Several regulators have said they have active investigations into high-speed and automated trading, including the SEC, the New York State Attorney General, the Commodity Futures Trading Commission, and the Federal Bureau of Investigation.
In a June 5 speech, SEC Chair Mary Jo White questioned whether the pursuit of speed in the markets has gone beyond the point of benefiting investors and whether current rules are getting in the way of trading venues designing systems to level the playing field.
“A key question is whether trading venues have sufficient opportunity and flexibility to innovate successfully with initiatives that seek to deemphasize speed as a key to trading success in order to further serve the interests of investors,” White said. “If not, we must reconsider the SEC rules and market practices that stand in the way.”

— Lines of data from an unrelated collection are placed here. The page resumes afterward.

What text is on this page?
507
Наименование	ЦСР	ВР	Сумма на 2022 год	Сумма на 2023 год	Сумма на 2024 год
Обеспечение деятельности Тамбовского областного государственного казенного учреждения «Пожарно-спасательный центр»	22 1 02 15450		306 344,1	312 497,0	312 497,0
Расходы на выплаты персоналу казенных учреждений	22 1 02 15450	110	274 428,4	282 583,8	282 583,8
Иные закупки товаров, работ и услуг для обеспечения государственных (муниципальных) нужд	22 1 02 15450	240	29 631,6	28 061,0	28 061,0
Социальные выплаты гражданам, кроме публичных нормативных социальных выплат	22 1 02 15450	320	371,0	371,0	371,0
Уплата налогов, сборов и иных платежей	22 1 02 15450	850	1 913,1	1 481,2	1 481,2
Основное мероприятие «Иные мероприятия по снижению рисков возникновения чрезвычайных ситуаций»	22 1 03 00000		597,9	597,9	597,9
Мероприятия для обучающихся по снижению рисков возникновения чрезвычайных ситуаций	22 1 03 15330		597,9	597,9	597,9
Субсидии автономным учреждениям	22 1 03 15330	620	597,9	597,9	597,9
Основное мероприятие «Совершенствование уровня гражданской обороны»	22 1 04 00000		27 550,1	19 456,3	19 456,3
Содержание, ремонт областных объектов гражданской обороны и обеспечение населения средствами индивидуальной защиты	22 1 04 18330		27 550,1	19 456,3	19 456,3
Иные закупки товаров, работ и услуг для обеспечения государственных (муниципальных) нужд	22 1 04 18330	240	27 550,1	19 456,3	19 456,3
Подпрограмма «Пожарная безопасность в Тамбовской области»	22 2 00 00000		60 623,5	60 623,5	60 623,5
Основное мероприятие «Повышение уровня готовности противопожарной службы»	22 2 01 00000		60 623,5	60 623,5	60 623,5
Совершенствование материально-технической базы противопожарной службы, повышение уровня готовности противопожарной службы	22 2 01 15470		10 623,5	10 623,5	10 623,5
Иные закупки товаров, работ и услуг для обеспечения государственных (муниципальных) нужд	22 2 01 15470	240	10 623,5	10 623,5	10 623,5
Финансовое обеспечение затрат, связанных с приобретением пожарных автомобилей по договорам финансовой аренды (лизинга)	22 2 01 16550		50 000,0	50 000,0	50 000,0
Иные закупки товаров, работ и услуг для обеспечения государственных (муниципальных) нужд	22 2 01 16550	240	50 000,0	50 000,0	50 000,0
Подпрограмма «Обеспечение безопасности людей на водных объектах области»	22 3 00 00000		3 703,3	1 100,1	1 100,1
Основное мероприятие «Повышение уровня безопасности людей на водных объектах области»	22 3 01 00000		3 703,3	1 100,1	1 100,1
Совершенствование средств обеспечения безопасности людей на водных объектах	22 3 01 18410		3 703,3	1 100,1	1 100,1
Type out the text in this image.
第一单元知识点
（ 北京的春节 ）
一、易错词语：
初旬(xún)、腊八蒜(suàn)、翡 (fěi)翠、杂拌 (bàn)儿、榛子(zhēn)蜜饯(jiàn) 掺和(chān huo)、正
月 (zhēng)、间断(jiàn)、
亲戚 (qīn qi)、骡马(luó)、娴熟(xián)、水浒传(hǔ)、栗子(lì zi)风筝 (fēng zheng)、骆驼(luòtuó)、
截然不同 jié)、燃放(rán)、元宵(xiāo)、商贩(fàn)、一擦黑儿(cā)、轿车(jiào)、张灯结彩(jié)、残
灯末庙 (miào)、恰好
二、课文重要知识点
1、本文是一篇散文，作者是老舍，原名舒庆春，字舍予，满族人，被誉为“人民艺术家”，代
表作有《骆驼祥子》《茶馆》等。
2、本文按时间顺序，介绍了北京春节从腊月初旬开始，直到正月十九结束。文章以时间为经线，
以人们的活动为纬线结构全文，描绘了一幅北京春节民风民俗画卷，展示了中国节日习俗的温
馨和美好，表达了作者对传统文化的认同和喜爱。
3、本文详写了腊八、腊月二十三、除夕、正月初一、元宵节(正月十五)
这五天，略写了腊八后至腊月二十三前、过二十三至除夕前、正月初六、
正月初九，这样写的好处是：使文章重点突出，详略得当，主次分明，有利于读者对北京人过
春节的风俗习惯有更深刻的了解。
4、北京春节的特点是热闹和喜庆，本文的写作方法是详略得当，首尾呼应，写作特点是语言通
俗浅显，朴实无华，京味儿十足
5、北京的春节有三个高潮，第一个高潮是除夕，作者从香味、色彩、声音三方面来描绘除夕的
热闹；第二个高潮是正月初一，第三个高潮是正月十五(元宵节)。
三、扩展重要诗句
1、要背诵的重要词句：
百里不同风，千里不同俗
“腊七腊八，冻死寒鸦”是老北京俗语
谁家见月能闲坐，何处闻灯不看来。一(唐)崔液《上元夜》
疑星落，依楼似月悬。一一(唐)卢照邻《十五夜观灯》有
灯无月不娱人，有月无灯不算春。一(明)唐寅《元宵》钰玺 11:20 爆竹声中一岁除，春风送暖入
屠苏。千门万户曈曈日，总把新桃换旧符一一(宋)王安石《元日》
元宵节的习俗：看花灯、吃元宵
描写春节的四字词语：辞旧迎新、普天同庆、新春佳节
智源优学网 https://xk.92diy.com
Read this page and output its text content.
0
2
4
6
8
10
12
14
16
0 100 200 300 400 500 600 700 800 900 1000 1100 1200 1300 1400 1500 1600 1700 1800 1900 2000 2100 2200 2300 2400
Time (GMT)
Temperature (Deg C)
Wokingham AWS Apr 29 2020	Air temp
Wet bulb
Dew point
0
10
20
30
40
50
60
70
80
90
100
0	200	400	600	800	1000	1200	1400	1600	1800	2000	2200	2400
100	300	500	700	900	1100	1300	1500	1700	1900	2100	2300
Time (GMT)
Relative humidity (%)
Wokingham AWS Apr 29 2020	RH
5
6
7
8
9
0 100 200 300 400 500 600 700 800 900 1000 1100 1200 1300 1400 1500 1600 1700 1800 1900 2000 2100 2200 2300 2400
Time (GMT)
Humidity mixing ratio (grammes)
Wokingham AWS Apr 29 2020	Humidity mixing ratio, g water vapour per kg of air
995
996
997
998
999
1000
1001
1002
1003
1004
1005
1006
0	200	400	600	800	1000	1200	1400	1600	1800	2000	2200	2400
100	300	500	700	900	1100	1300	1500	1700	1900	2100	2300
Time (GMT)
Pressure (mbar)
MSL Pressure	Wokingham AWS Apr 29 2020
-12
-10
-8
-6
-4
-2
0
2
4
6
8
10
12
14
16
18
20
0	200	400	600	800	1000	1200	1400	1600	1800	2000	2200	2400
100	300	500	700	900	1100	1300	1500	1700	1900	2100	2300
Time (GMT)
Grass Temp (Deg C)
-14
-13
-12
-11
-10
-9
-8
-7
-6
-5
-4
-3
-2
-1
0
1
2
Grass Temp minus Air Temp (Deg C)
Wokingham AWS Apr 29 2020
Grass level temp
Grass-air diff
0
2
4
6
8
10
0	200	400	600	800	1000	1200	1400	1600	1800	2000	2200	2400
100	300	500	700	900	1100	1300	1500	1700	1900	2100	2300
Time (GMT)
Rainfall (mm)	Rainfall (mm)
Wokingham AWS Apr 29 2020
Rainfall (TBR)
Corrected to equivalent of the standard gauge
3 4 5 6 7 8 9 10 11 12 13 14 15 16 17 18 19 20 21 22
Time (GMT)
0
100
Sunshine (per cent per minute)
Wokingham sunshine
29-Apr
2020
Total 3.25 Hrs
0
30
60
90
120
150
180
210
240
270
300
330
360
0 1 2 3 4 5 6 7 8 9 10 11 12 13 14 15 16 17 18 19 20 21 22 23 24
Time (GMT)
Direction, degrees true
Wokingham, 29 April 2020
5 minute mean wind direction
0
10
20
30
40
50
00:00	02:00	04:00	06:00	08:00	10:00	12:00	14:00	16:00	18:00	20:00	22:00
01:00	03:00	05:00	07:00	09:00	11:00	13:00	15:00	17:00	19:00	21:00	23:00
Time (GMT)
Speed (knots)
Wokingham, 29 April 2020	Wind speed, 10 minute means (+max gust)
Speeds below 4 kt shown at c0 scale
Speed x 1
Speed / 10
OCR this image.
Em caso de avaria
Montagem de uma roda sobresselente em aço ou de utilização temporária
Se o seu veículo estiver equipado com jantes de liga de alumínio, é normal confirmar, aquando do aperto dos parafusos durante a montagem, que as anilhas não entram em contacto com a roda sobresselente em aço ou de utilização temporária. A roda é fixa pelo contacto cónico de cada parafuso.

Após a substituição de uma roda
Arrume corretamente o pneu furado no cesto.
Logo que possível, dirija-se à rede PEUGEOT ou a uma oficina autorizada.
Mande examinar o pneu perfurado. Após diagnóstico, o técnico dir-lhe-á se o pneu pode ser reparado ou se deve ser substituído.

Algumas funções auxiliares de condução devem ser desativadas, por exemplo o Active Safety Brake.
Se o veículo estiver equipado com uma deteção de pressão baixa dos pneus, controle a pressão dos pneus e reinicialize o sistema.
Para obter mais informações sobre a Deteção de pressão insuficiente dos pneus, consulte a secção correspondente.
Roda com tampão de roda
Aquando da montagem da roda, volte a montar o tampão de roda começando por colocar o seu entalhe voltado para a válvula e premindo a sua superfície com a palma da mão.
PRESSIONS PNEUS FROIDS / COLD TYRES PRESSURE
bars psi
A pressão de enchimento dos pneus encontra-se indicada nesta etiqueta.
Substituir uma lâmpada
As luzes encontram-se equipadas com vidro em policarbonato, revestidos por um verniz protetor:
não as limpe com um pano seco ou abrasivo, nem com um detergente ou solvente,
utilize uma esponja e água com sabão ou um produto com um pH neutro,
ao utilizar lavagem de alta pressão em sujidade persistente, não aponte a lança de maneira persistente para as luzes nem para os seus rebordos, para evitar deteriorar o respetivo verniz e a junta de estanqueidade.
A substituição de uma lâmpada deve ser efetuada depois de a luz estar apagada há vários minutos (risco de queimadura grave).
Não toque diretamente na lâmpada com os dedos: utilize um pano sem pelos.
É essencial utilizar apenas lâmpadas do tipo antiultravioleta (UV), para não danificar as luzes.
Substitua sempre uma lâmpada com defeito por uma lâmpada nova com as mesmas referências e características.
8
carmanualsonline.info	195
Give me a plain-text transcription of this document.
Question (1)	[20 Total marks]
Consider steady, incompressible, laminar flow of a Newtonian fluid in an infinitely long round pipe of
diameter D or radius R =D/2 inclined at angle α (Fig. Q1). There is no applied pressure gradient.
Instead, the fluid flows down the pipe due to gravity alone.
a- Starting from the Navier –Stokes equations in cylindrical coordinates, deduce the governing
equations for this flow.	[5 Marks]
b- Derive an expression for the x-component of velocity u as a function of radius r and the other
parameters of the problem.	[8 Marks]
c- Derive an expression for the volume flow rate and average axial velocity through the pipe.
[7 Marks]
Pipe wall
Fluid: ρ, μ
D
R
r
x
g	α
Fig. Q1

In a statement to Reuters, IEX Chief Operating Officer John Schwall said, “We endorse SEC Chair White’s recent statement that ‘secondary markets exist for investors and public companies, and their interests must be paramount,’ and continue to make that the focus of what we build at IEX.”
Since launching in October, IEX has said it aims to create what it sees as a fairer, less complex market, while operating within the current set of market rules.
The rule in question is a section of Reg NMS about automatic quotations. It says exchanges must give trading firms the option of immediately canceling orders that are not immediately filled. The term “immediately”, it says, “precludes any coding of automated systems or other type of intentional device that would delay the action taken with respect to a quotation.”
Further, the rule says that to qualify as “automatic,” “no human discretion in determining any action taken with respect to an order may be exercised after the time an order is received” and “a trading center’s systems should provide the fastest response possible without any programmed delay.”
About five years ago, Nasdaq OMX Group ran up against the same rule when it sought to include a speed bump in one of its trading venues, called PSX, according to a former Nasdaq employee who was involved in those discussions.
Nasdaq nixed the idea after a presentation to the SEC, where the regulator directed the exchange operator’s executives to the rule, which appeared to conflict with an exchange using such a device, this person said.
Nasdaq declined to comment.
IEX has already grown bigger than PSX — IEX said it handled a record 122.1 million shares on Tuesday, for a 0.9 percent share of all U.S. trades. PSX’s market share was closer to 0.5 percent, according to BATS Global Markets data.
The source familiar with the SEC’s thinking on the matter said PSX may have been ahead of its time. The regulator now will likely look at the IEX case with the perspective that Reg NMS was written some 10 years ago, the source said.